Masters of the soundscape
Fang Haoran is a kouji performer who imitates sounds in nature such as those of animals, wind and thunder, as well as those of human actions such as sawing wood or fluffing cotton. CHINA DAILY
In Fang Haoran's profession you can forget the eyes, for it is the mouth, teeth, lips, tongue and throat that have it. Fang is one of very few full-time performers of kouji, whose exponents earn their keep by imitating sounds in nature such as those of animals, wind and thunder, as well as those of human actions such as sawing wood or fluffing cotton.
The vocal mimicry that Fang, 31, performs have their roots in China's agricultural civilization that goes back thousands of years and is recognized as an item of national intangible cultural heritage. Those antecedents may seem to make this art little more than a relic, but Fang and others who perform it are determined to ensure it remains relevant and interesting to the dwellers of the 21st century.
The skill is mentioned in historical documents at least 2,100 years old when someone in the entourage of the ancient politician Lord Mengchang mimicked the crowing of a cock that was said to make roosters in the area crow too, to distract the gatekeepers of Hangu Pass, an ancient choke point in what is today Henan province, allowing his lord to get through and return home.
No later than the Song Dynasty (960-1279) kouji was thriving. Many young people today learned about it from a high school text by the 17th-century writer and official Lin Sihuan, describing a vocal mimicry performer presenting how a couple reacted to their two sons' crying and screaming, with dogs and mice vaguely heard, followed by a fire as a result of which many people shouted for help.
The audience, the text said, were startled upon hearing the sound. They were relieved when a modesty screen was removed to reveal that a single performer, with aid of a table, a chair, a fan and a wooden block, had been the one delivering the alarming soundscape.
In 2018 Fang resumed the scene in its entirety after five years' exploration. There were also the sounds of rebuke and snoring, bowls being smashed, wind and the crackle of fire. He also managed to find several old abaci made decades ago to simulate the sound of one splashing in water, brought to life with the help of vocal mimicry techniques.
Fang was born in rural Chun'an county, Zhejiang province. As a child he discovered that when he quacked, ducks in the stream running in front of home followed him, and his interest in imitating animal sounds was thus born.
He came to Beijing in 2008 and the following year started learning kouji with a master of the art, Niu Yuliang.
One key to successfully performing kouji is to produce sound while inhaling so it is not influenced by one's natural voice. Being able to put on a performance of several hours requires a huge amount of rehearsal, he says.
Fang grew up in Jiangnan, which means regions around the lower reaches of the Yangtze River, and he was aware that the agreeable climate and landform had enabled diverse species to live there, and they provided him with abundant inspiration to recreate their sounds.

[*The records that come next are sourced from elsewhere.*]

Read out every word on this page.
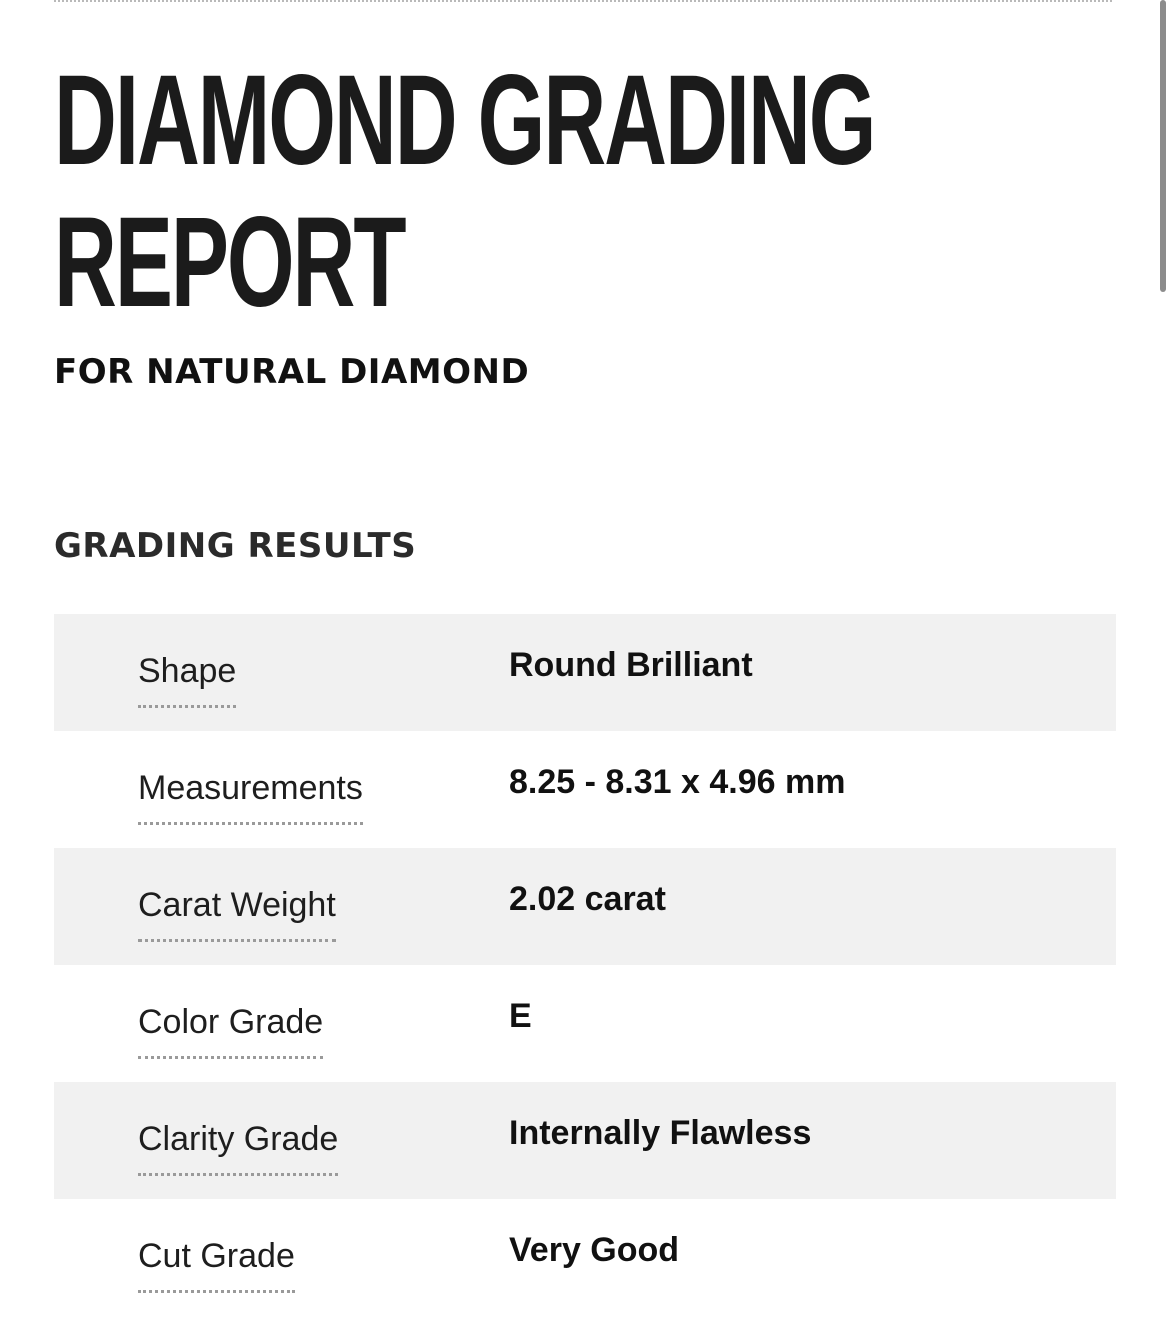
DIAMOND GRADING
REPORT
FOR NATURAL DIAMOND
GRADING RESULTS
Shape	Round Brilliant
Measurements	8.25 - 8.31 x 4.96 mm
Carat Weight	2.02 carat
Color Grade	E
Clarity Grade	Internally Flawless
Cut Grade	Very Good
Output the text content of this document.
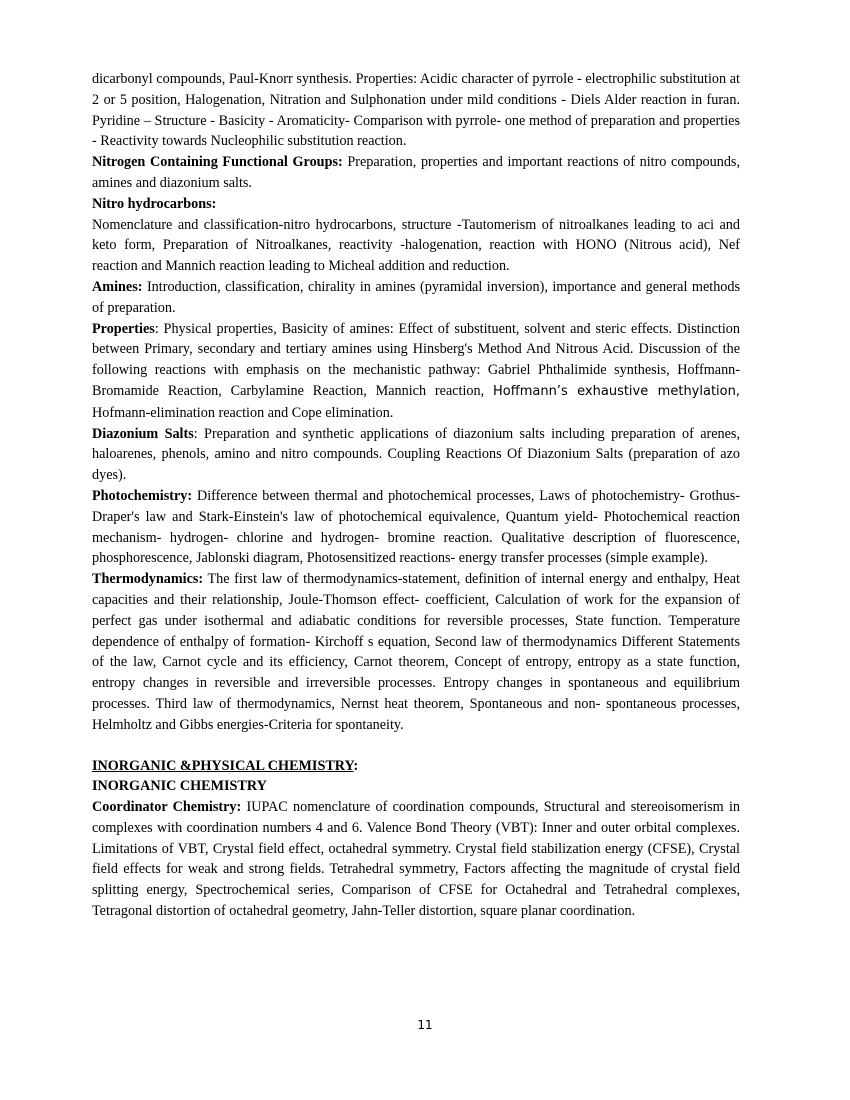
dicarbonyl compounds, Paul-Knorr synthesis. Properties: Acidic character of pyrrole - electrophilic substitution at 2 or 5 position, Halogenation, Nitration and Sulphonation under mild conditions - Diels Alder reaction in furan. Pyridine – Structure - Basicity - Aromaticity- Comparison with pyrrole- one method of preparation and properties - Reactivity towards Nucleophilic substitution reaction.

Nitrogen Containing Functional Groups: Preparation, properties and important reactions of nitro compounds, amines and diazonium salts.

Nitro hydrocarbons:

Nomenclature and classification-nitro hydrocarbons, structure -Tautomerism of nitroalkanes leading to aci and keto form, Preparation of Nitroalkanes, reactivity -halogenation, reaction with HONO (Nitrous acid), Nef reaction and Mannich reaction leading to Micheal addition and reduction.

Amines: Introduction, classification, chirality in amines (pyramidal inversion), importance and general methods of preparation.

Properties: Physical properties, Basicity of amines: Effect of substituent, solvent and steric effects. Distinction between Primary, secondary and tertiary amines using Hinsberg's Method And Nitrous Acid. Discussion of the following reactions with emphasis on the mechanistic pathway: Gabriel Phthalimide synthesis, Hoffmann- Bromamide Reaction, Carbylamine Reaction, Mannich reaction, Hoffmann’s exhaustive methylation, Hofmann-elimination reaction and Cope elimination.

Diazonium Salts: Preparation and synthetic applications of diazonium salts including preparation of arenes, haloarenes, phenols, amino and nitro compounds. Coupling Reactions Of Diazonium Salts (preparation of azo dyes).

Photochemistry: Difference between thermal and photochemical processes, Laws of photochemistry- Grothus- Draper's law and Stark-Einstein's law of photochemical equivalence, Quantum yield- Photochemical reaction mechanism- hydrogen- chlorine and hydrogen- bromine reaction. Qualitative description of fluorescence, phosphorescence, Jablonski diagram, Photosensitized reactions- energy transfer processes (simple example).

Thermodynamics: The first law of thermodynamics-statement, definition of internal energy and enthalpy, Heat capacities and their relationship, Joule-Thomson effect- coefficient, Calculation of work for the expansion of perfect gas under isothermal and adiabatic conditions for reversible processes, State function. Temperature dependence of enthalpy of formation- Kirchoff s equation, Second law of thermodynamics Different Statements of the law, Carnot cycle and its efficiency, Carnot theorem, Concept of entropy, entropy as a state function, entropy changes in reversible and irreversible processes. Entropy changes in spontaneous and equilibrium processes. Third law of thermodynamics, Nernst heat theorem, Spontaneous and non- spontaneous processes, Helmholtz and Gibbs energies-Criteria for spontaneity.

INORGANIC &PHYSICAL CHEMISTRY:

INORGANIC CHEMISTRY

Coordinator Chemistry: IUPAC nomenclature of coordination compounds, Structural and stereoisomerism in complexes with coordination numbers 4 and 6. Valence Bond Theory (VBT): Inner and outer orbital complexes. Limitations of VBT, Crystal field effect, octahedral symmetry. Crystal field stabilization energy (CFSE), Crystal field effects for weak and strong fields. Tetrahedral symmetry, Factors affecting the magnitude of crystal field splitting energy, Spectrochemical series, Comparison of CFSE for Octahedral and Tetrahedral complexes, Tetragonal distortion of octahedral geometry, Jahn-Teller distortion, square planar coordination.

11
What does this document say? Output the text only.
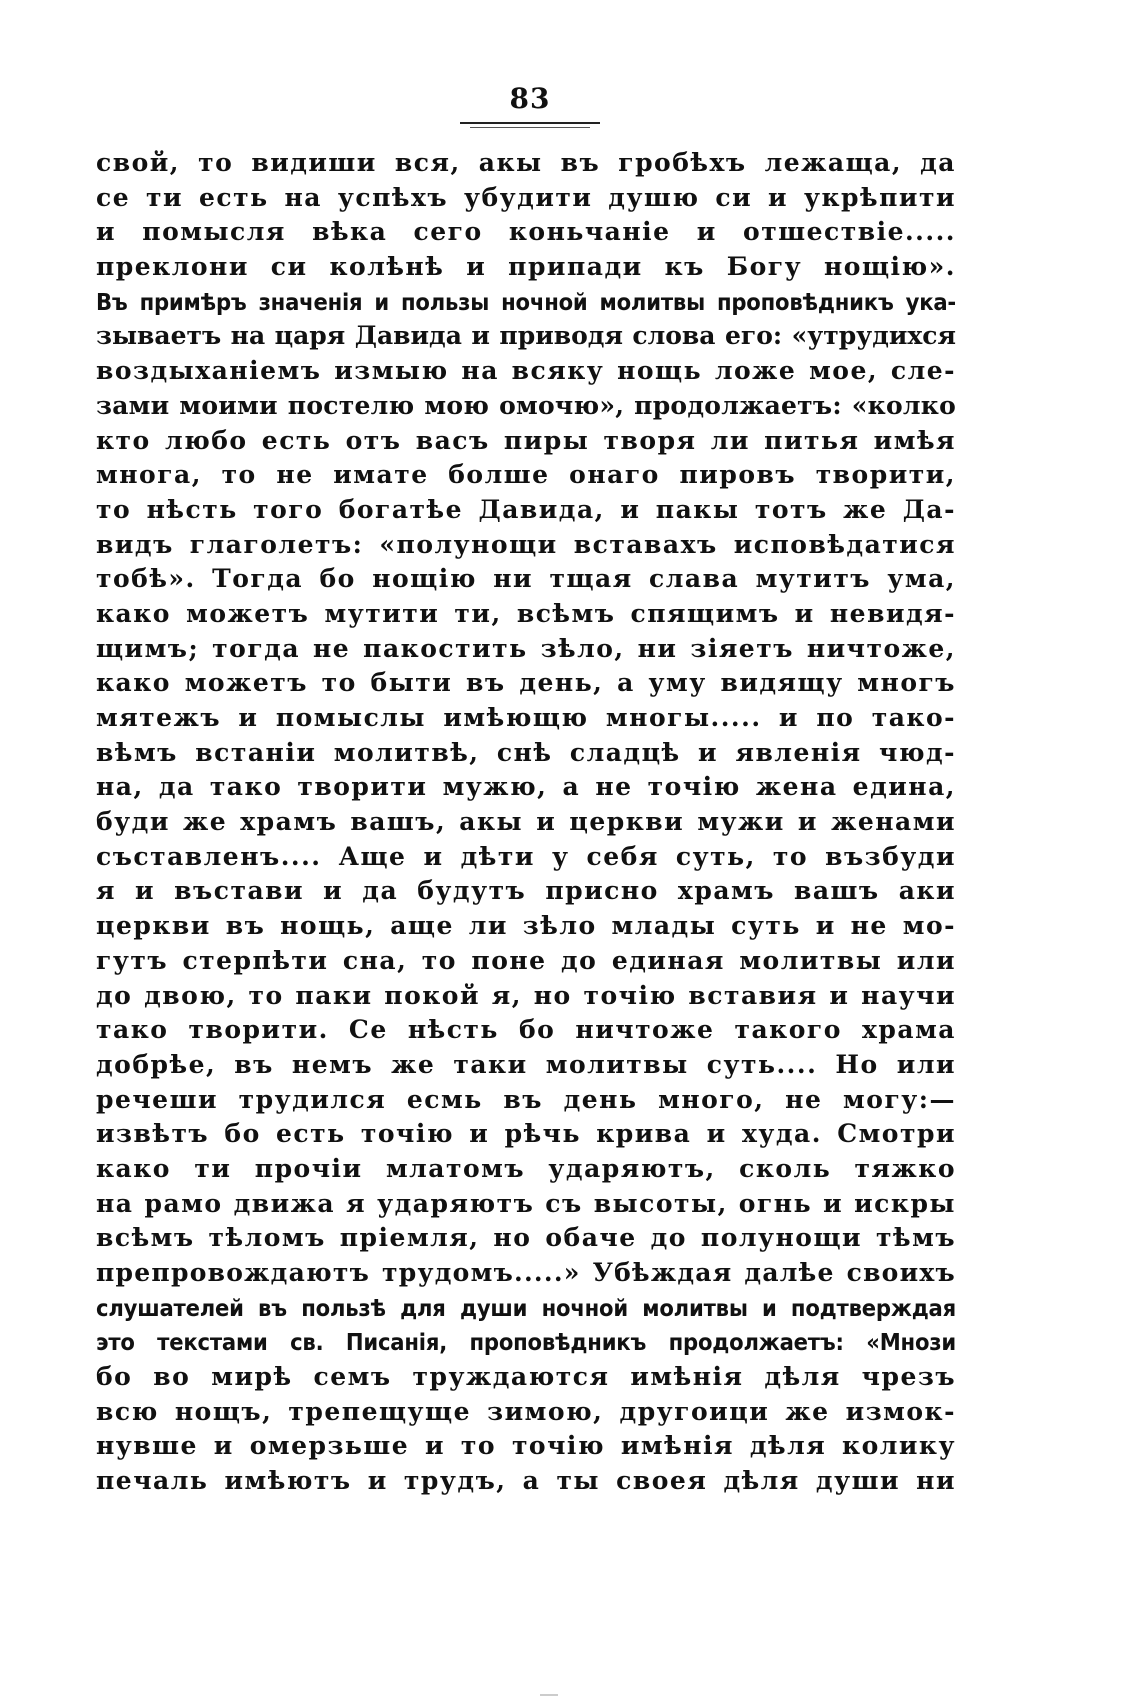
83
свой, то видиши вся, акы въ гробѣхъ лежаща, да
се ти есть на успѣхъ убудити душю си и укрѣпити
и помысля вѣка сего коньчаніе и отшествіе.....
преклони си колѣнѣ и припади къ Богу нощію».
Въ примѣръ значенія и пользы ночной молитвы проповѣдникъ ука-
зываетъ на царя Давида и приводя слова его: «утрудихся
воздыханіемъ измыю на всяку нощь ложе мое, сле-
зами моими постелю мою омочю», продолжаетъ: «колко
кто любо есть отъ васъ пиры творя ли питья имѣя
многа, то не имате болше онаго пировъ творити,
то нѣсть того богатѣе Давида, и пакы тотъ же Да-
видъ глаголетъ: «полунощи вставахъ исповѣдатися
тобѣ». Тогда бо нощію ни тщая слава мутитъ ума,
како можетъ мутити ти, всѣмъ спящимъ и невидя-
щимъ; тогда не пакостить зѣло, ни зіяетъ ничтоже,
како можетъ то быти въ день, а уму видящу многъ
мятежъ и помыслы имѣющю многы..... и по тако-
вѣмъ встаніи молитвѣ, снѣ сладцѣ и явленія чюд-
на, да тако творити мужю, а не точію жена едина,
буди же храмъ вашъ, акы и церкви мужи и женами
съставленъ.... Аще и дѣти у себя суть, то възбуди
я и въстави и да будутъ присно храмъ вашъ аки
церкви въ нощь, аще ли зѣло млады суть и не мо-
гутъ стерпѣти сна, то поне до единая молитвы или
до двою, то паки покой я, но точію вставия и научи
тако творити. Се нѣсть бо ничтоже такого храма
добрѣе, въ немъ же таки молитвы суть.... Но или
речеши трудился есмь въ день много, не могу:—
извѣтъ бо есть точію и рѣчь крива и худа. Смотри
како ти прочіи млатомъ ударяютъ, сколь тяжко
на рамо движа я ударяютъ съ высоты, огнь и искры
всѣмъ тѣломъ пріемля, но обаче до полунощи тѣмъ
препровождаютъ трудомъ.....» Убѣждая далѣе своихъ
слушателей въ пользѣ для души ночной молитвы и подтверждая
это текстами св. Писанія, проповѣдникъ продолжаетъ: «Мнози
бо во мирѣ семъ труждаются имѣнія дѣля чрезъ
всю нощъ, трепещуще зимою, другоици же измок-
нувше и омерзьше и то точію имѣнія дѣля колику
печаль имѣютъ и трудъ, а ты своея дѣля души ни
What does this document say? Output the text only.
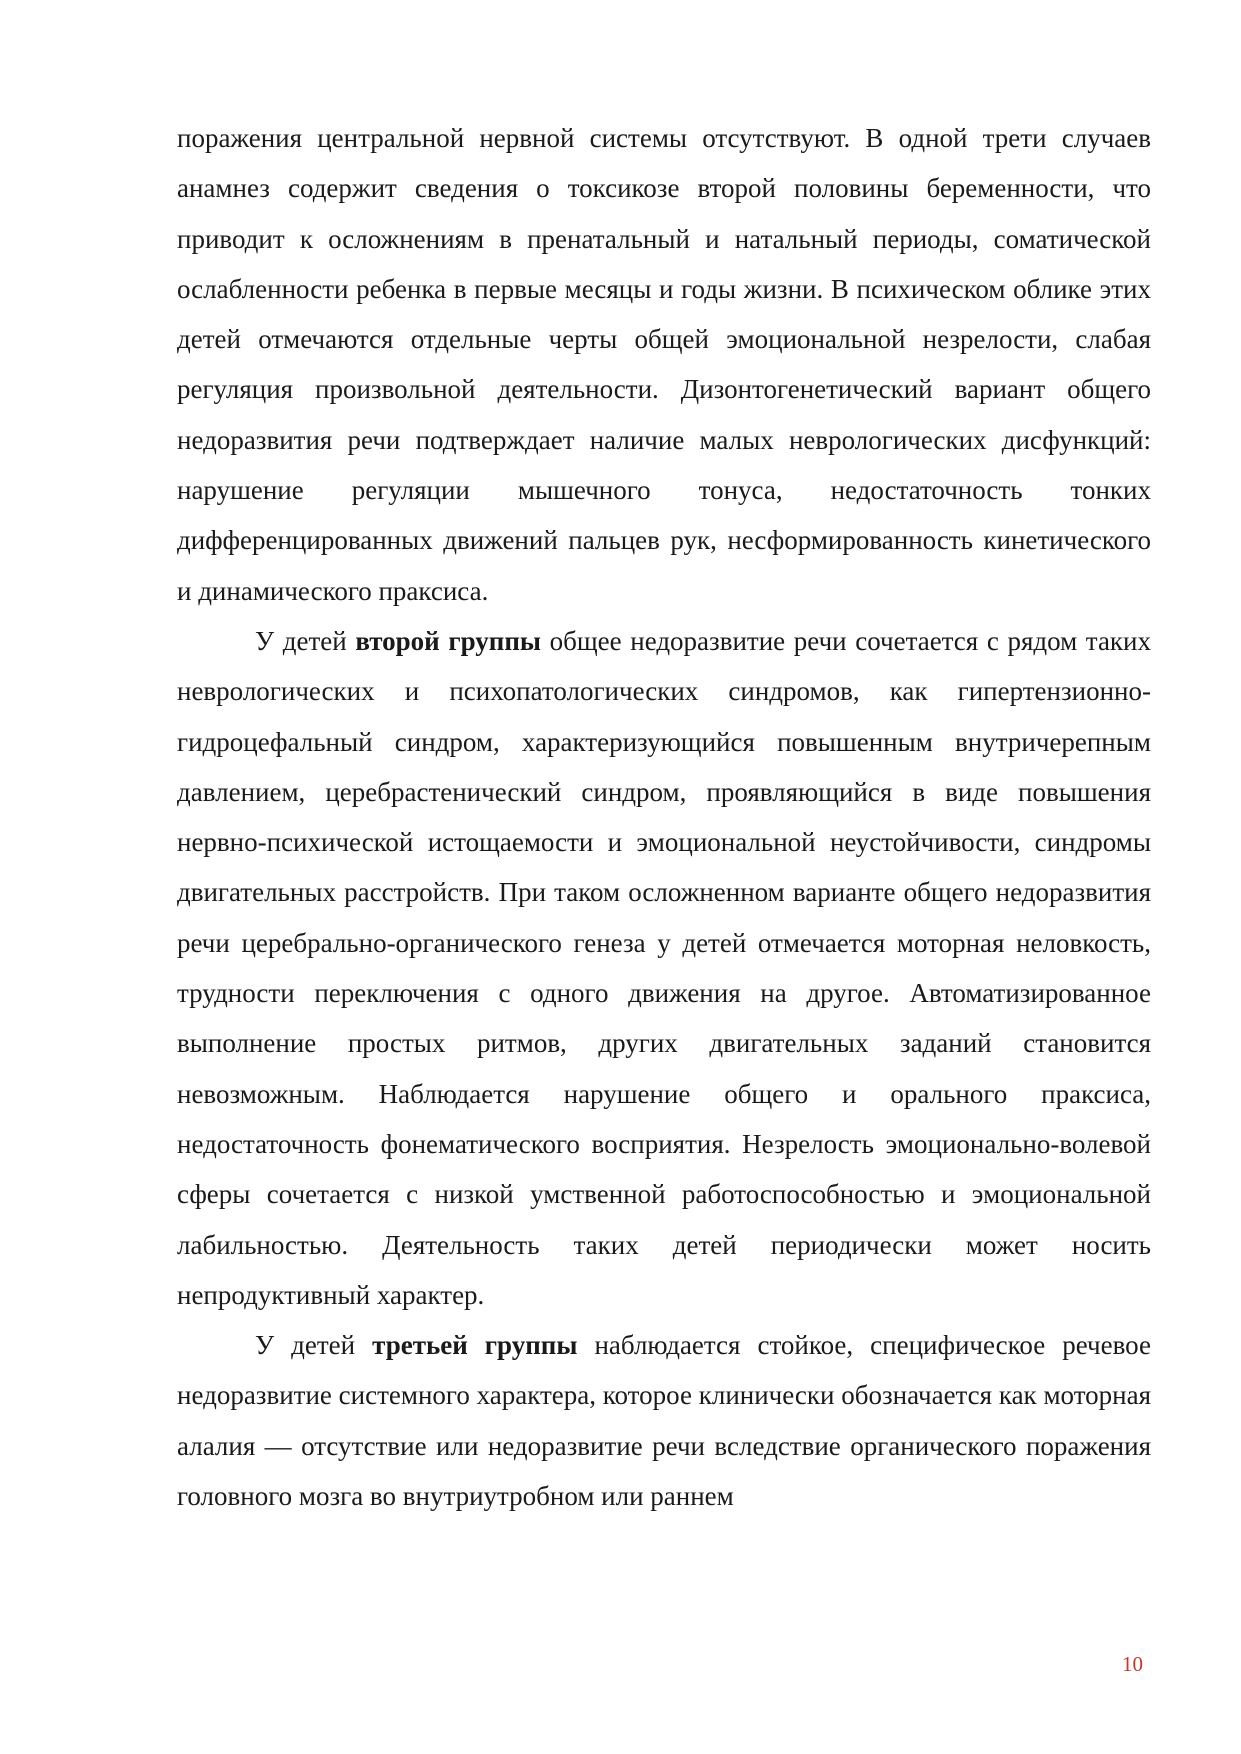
поражения центральной нервной системы отсутствуют. В одной трети случаев анамнез содержит сведения о токсикозе второй половины беременности, что приводит к осложнениям в пренатальный и натальный периоды, соматической ослабленности ребенка в первые месяцы и годы жизни. В психическом облике этих детей отмечаются отдельные черты общей эмоциональной незрелости, слабая регуляция произвольной деятельности. Дизонтогенетический вариант общего недоразвития речи подтверждает наличие малых неврологических дисфункций: нарушение регуляции мышечного тонуса, недостаточность тонких дифференцированных движений пальцев рук, несформированность кинетического и динамического праксиса.

У детей второй группы общее недоразвитие речи сочетается с рядом таких неврологических и психопатологических синдромов, как гипертензионно-гидроцефальный синдром, характеризующийся повышенным внутричерепным давлением, церебрастенический синдром, проявляющийся в виде повышения нервно-психической истощаемости и эмоциональной неустойчивости, синдромы двигательных расстройств. При таком осложненном варианте общего недоразвития речи церебрально-органического генеза у детей отмечается моторная неловкость, трудности переключения с одного движения на другое. Автоматизированное выполнение простых ритмов, других двигательных заданий становится невозможным. Наблюдается нарушение общего и орального праксиса, недостаточность фонематического восприятия. Незрелость эмоционально-волевой сферы сочетается с низкой умственной работоспособностью и эмоциональной лабильностью. Деятельность таких детей периодически может носить непродуктивный характер.

У детей третьей группы наблюдается стойкое, специфическое речевое недоразвитие системного характера, которое клинически обозначается как моторная алалия — отсутствие или недоразвитие речи вследствие органического поражения головного мозга во внутриутробном или раннем

10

As with many ancient folk art forms, very few performers can make a living from kouji, he says. He once questioned the value of passing on kouji to younger generations, he says, because common elements of pastoral life, such as hens laying eggs or pigs grunting, no longer resonated with young urban-dwelling audiences. In fact, most of his fellow apprentices came from the countryside.
Over the past years he also mimicked sound effects from movies including Avatar, The Transformers and the Fast and Furious series, in these instances it is not human sound but the sounds of helicopters, canons and brakes among others that were needed. He also took on more ambitious challenges such as reproducing ancient battleground scenes.
In an effort to popularize kouji he has appeared on variety shows, and before the outbreak of COVID-19 he had toured some Southeastern Asian and European countries.
He also managed to work with the "beatboxer" Zhang Ze in December to give a piece of music where the two forms somehow ran counter to each other but at the same time became integrated. Unlike beatboxing, which mainly creates vocal percussion for hip-hop music, traditional kouji performances usually tell stories or present a life scene, and people often judge a work on how vivid it is.
At first, Fang and Niu did not see eye-to-eye on these modern additions, the sophisticated master being particularly dubious when Fang resorted to using amplification devices to create modern sounds. Niu held that they should be able to perform without the use of external aids.